Preface to Ursocrypha: The Book of Bear

Reading from Ursocrypha: The Book of Bear at WORD Vancouver, September 25, 2016

Preface to Ursocrypha: The Book of Bear, previously published as The Bears

At a time of great upheaval in my personal life, the Pacific Northwest coast of British Columbia was under direct and imminent environmental threat. I decided to do something I had always wanted to do: write a book. Impatient to hold a physical book that I had written, I hastily self-published The Bears in December, 2012.

Any musician will tell you not to practice in public. As a music teacher, I might have carried this advice across artistic disciplines. In spite of rushing to publish The Bears, the book gathered a small but enthusiastic audience.

Other writing projects followed. Two young adult adventure manuscripts, the Sarah Spellings stories, are available to read on Wattpad. I met other writers, attended a writer’s circle, and studied the bones of writing.

In the summer of 2016 I was invited to read from The Bears at WORD Vancouver, a festival of writing in all forms, promoting literacy and reading. I hadn’t picked up a copy of The Bears since it was published. I recognized the story, but it was as though a stranger had written it. I revised the manuscript. The title had always been problematic; everyone thought it was a children’s book. Friend and poet Suzanne M. Steele suggested Ursocrypha: The Book of Bear.

I send this story back out into the world, and hope it makes more friends.

Sunday Drive Through Love Canal

Refrigerators, cars, and washing machines became commonplace, and people had more of that rare and precious commodity, time. How delicious! The prospect of ever-increasing hours of amusement in our sparkling blue-and-green playground! What would the freshly emancipated populace choose to do with free time? Picnics and camping trips? Mountaineering and paddling, days by the seaside, cycling excursions, rambling walks in the woods?

My grandmother had two teenage boys in the 1950’s. She used her free time to shop. When I was ten, my grandmother had officially declared her favourite form of exercise: walking through shopping malls. She knew the length in quarter miles of every floor of every mall within a 50 mile radius of Niagara Falls, N.Y. She calculated how many circuits of a given mall she should complete to benefit her health. She had fallen in love with the thing that gave her freedom, instead of freedom itself.

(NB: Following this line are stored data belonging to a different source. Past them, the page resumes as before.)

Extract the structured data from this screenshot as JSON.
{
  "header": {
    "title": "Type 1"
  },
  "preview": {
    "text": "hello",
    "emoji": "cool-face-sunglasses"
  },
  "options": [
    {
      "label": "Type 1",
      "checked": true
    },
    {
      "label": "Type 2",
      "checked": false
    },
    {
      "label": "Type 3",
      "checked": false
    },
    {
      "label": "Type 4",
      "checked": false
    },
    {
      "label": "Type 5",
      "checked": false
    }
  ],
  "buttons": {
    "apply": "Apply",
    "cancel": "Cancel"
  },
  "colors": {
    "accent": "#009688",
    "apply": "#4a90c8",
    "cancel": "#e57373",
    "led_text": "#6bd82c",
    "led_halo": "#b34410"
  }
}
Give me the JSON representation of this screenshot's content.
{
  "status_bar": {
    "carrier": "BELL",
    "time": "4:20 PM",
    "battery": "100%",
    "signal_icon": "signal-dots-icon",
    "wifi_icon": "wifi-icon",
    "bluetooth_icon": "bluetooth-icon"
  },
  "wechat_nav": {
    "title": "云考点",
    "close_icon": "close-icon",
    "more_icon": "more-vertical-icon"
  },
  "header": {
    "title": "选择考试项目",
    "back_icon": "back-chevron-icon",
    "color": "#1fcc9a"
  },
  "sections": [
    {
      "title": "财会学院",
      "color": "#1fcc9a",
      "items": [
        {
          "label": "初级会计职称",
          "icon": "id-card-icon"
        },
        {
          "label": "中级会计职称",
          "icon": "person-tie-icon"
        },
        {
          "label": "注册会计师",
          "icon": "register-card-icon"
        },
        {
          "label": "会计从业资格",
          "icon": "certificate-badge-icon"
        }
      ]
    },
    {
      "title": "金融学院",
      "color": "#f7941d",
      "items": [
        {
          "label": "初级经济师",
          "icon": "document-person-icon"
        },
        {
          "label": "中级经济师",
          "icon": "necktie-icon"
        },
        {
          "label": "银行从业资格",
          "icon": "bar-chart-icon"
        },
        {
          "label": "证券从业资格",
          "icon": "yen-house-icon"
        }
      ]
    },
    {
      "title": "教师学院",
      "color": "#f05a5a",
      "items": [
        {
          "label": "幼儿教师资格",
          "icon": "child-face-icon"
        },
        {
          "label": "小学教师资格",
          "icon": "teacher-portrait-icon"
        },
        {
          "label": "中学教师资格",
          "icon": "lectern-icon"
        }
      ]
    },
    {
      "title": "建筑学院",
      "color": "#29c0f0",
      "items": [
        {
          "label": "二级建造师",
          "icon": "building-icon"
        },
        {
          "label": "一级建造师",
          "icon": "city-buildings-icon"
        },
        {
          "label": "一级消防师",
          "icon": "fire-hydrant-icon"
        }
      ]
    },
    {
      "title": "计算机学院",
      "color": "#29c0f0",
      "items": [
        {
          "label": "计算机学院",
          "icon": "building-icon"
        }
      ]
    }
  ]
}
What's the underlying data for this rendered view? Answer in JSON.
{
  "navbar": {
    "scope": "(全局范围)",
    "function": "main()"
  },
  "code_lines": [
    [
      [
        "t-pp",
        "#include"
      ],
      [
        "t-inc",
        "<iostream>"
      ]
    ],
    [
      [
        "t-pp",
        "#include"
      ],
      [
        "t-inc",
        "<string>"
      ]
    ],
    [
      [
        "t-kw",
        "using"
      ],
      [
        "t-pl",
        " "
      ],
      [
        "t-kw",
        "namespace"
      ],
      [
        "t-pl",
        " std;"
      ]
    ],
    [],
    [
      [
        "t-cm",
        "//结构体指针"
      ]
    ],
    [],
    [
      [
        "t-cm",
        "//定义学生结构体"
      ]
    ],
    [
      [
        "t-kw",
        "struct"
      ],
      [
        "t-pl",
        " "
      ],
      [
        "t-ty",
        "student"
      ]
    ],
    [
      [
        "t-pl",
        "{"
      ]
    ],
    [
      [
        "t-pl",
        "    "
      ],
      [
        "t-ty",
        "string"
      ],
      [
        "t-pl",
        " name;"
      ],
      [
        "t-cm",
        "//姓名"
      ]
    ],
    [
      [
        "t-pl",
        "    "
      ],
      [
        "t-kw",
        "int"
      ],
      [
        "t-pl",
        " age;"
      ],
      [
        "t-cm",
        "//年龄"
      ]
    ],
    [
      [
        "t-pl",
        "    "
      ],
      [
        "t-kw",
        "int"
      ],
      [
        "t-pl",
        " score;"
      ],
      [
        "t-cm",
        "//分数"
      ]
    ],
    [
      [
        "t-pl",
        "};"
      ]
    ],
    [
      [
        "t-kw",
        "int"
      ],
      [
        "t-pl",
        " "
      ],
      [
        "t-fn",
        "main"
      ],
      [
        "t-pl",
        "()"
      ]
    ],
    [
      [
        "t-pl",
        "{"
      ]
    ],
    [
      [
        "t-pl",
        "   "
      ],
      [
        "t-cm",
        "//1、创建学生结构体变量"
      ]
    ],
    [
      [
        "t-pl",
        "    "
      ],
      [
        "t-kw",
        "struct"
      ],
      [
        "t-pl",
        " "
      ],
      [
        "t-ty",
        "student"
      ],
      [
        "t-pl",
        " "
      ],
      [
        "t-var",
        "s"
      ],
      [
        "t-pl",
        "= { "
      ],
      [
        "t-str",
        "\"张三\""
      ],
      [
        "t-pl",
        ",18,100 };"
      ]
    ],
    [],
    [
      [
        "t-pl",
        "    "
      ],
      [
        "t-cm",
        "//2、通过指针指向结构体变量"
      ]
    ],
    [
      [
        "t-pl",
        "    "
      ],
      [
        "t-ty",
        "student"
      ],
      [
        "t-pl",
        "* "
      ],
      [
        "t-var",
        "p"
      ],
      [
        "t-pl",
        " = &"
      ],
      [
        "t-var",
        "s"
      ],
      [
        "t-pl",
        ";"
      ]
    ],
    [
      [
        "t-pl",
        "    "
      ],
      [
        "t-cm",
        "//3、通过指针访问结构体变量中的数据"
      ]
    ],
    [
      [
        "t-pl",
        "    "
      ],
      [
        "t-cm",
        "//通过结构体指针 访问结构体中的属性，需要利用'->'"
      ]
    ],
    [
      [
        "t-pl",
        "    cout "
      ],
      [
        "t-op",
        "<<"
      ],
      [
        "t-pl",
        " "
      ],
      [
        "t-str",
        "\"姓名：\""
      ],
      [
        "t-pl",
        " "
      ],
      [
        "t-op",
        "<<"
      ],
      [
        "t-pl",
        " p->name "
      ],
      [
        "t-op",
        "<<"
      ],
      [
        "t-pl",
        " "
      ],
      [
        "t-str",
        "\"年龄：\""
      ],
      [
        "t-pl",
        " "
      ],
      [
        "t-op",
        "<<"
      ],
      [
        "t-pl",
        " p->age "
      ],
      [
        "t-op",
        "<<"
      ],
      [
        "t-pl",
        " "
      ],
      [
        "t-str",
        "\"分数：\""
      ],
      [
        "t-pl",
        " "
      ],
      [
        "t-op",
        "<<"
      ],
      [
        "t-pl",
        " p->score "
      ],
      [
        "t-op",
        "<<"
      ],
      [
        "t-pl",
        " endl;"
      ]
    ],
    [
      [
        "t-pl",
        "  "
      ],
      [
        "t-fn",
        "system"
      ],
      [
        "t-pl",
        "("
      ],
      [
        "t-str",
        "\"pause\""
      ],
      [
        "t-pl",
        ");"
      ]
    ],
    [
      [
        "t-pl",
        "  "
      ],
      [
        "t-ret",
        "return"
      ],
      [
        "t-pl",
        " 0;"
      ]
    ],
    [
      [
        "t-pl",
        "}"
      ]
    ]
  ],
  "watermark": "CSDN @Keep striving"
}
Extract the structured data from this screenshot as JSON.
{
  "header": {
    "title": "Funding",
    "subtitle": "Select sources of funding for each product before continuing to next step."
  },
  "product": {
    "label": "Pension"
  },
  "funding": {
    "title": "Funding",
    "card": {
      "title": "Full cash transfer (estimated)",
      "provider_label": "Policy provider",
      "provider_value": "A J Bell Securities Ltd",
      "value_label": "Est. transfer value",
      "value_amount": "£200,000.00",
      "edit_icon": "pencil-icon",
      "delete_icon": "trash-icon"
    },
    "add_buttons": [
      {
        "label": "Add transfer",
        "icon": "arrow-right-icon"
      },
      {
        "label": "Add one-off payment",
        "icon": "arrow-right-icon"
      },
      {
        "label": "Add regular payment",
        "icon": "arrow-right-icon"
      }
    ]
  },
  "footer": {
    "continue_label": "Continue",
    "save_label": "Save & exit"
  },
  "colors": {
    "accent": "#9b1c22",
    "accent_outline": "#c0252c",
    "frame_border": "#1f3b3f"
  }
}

“Spray cheese!” my grandmother crowed. “I don’t even have to slice it to make your sandwiches!”

Going for a drive was an activity equivalent to walking in the park, or playing frisbee. Grandpa would put on his driving coat, a special outer garment for sitting behind the wheel of a vehicle. He would remove his leather gloves from said compartment and pull them on slowly, finger by finger. He would place The Hat on his thin, white hair. 

In the summer of 1978 Grandpa announced we were going for a drive with the windows up code for the place we’ll be driving is dangerous’ and Grandpa usually meant downtown Buffalo, and intended something racist.

But that day we drove through Love Canal, near Niagara Falls. Love Canal was intentionally, to save money, built on 22,000 tons of toxic waste dumped by the Hooker Chemical Company. The day was sunny and beautiful, the sky a perfect blue. I hated wasting the glorious afternoon, crammed into the back seat of Grandpa’s car. Grandpa had worked for the Hooker Chemical Company for much of his adult life.

“Here we are,” Grandpa said. “Love Canal.” Grandma was uncharacteristically quiet.

It looked like any other low to middle-class neighbourhood in upstate New York: straight streets of more or less identical bungalow houses, each with a single requisite tree in the front yard. But in Love Canal, all the doors and windows were boarded up. Grandpa drove to the parking lot of the elementary school, where the puddles were full of deadly chemicals. The Hooker Chemical Company had sold this land to the Niagara Falls School Board for a dollar.

A decade later, while planting trees, I received the only letter I ever got from Grandpa, urging me to plant some trees in his name. 


The Field

In the field beside our half house, I was chief engineer and steward. I trampled paths from our backyard to the neighbours’. Long grasses I knew by scent, the one that smelled like cereal, and the bunchy one with wide, flat blades that reeked of swamp. I could have mapped the anthills, the holes used by mice or snakes, the patches of clover. Occasionally a candy wrapper or waxy coffee cup would pollute the field’s south side, abutting a busy road. Maintenance, me, would clean these up. 

In winter my brother and sister and I built edifices of ice in the field, sanctuaries featuring three-cushioned snow couches, and iceboxes full of tasty ice pizzas. 

Retrace splay of veins on maple leaf. Understand dandelions, in all their vicissitudes, from cinched green button-buds through yellow glory, ten thousand miniature suns, staining fingers and cheeks. Milk inside hollow stalks. White parasols, freed with puff of breath, defying gravity.